Parallel execution in SAS

The example below shows one way to do parallel execution of SAS sessions. In the example below two SAS sessions is started in parallel and a third is executed depending on the result of the two session.

Gets the path of the main SAS program that is executed.

%macro GetSASProgramPath;
 %qsubstr(%sysget(SAS_EXECFILEPATH),1,%length(%sysget(SAS_EXECFILEPATH))-%length(%sysget(SAS_EXECFILEname))-1);
%mend;

 %let SASProgramPath = %GetSASProgramPath;
%put &SASProgramPath;

Starts the first SAS session. %syslput makes it possible to give the SAS session a macrovariable from the main program. In this case it is the path for the SAS program being executed.
wait=no tells SAS not to wait for the SAS session to end before starting the next SAS session.
%sysrput makes it possible to return a macrovariable from a SAS session to the main SAS program. In this cause it whether or not the SAS session executed with og without errors.

option sascmd = “sas”;
signon remote = OneSes;
%syslput _SASProgramPath = &SASProgramPath;
rsubmit process = OneSes wait=no;
 %include “&_SASProgramPath\<SOME PROGRAM.SAS>”;
 %sysrput FirstSessionError = &syscc;
endrsubmit;

Starts the second SAS session.

option sascmd = “sas”;
signon remote = TwoSes;
%syslput _SASProgramPath = &SASProgramPath;
rsubmit process = TwoSes wait=no;
%include “&_SASProgramPath\<SOME PROGRAM.SAS>”;
%sysrput SecondSessionError = &syscc;
endrsubmit;

The statement below waits for the two sessions above to finnish and executes a SAS program if the two sessions did not fail.

waitfor OneSes TwoSes;
signoff OneSes;
signoff TwoSes;
%macro FinalRun;
%if &FirstSessionError < 5 and &SecondSessionError < 5 %then %do;
%put –== No Errors ==–;
%include “&_SASProgramPath\<SOME PROGRAM.SAS>”;
%end;
%mend;
%FinalRun;

Use SAS with multiple cores in a CPU – and other hardware considerations

SAS does use multiple cores in some of it’s procedures eg. PROC SORT, PROC SQL (order by and group by) and others. The use of parallel execution was introduced with SAS version 9. A description of how SAS uses threads can be found here.
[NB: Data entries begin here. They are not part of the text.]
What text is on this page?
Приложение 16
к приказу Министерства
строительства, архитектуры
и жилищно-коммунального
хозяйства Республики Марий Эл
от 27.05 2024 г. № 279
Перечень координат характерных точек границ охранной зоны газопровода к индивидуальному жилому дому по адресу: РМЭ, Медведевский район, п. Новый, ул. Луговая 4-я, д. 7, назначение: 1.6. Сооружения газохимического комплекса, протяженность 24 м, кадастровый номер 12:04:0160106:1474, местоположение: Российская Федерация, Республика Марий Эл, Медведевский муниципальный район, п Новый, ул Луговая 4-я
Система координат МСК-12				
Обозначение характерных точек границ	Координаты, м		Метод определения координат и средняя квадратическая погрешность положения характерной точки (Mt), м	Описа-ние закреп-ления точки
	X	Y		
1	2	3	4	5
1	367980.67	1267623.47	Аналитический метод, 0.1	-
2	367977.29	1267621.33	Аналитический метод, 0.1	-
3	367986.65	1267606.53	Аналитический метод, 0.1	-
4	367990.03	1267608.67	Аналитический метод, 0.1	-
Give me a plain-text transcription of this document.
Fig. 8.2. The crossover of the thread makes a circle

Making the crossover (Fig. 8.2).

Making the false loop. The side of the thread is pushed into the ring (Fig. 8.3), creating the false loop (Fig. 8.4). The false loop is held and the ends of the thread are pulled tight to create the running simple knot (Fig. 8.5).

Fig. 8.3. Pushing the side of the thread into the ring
It is possible to test the use and impact of executing SAS using multiple cores in parallel by using the OPTION NOTHREADS. This option tells SAS, not to use parallel execution when possible. OPTION THREADS is on by default. It is also possible to do some experimenting with OPTIONS CPUCOUNT where it is possible to set the number of cores for SAS to use in it’s execution of the SAS-program.
Experience says that SAS works best in a 4 core environment. Which probably has something to do with  Amdahls law. That is of course not the case if your system handles multiple users or you start multiple SAS-processes eg. through the use of RSUBMIT with multiple tasks in one SAS-session or a script that starts multiple SAS-sessions.
If you are operating in an Intel environment the type of processor you use can have a big impact on the performance of your SAS-program. Intel XEON X5000-series performs a lot better than the Intel XEON X7000-series. Rule of thumb is that for big jobs a high clockfrequency is preferable.

Another rule of thumb is to use 4GB of RAM per core on a 64bit system and 2GB of RAM per core on a 32bit system of course depending on your individual use of the available memory. Paging of the memory should of course be avoided.

Reading from SSD disks connected to the server is of course very fast but still expensive considering that you probably need some sort of RAID configuration. Writing temporary files and log files to SSD disks could give a performance advantage, but with long seriel writes cheaper disk maybe connected through a SAN might give a better performance than SSD disks.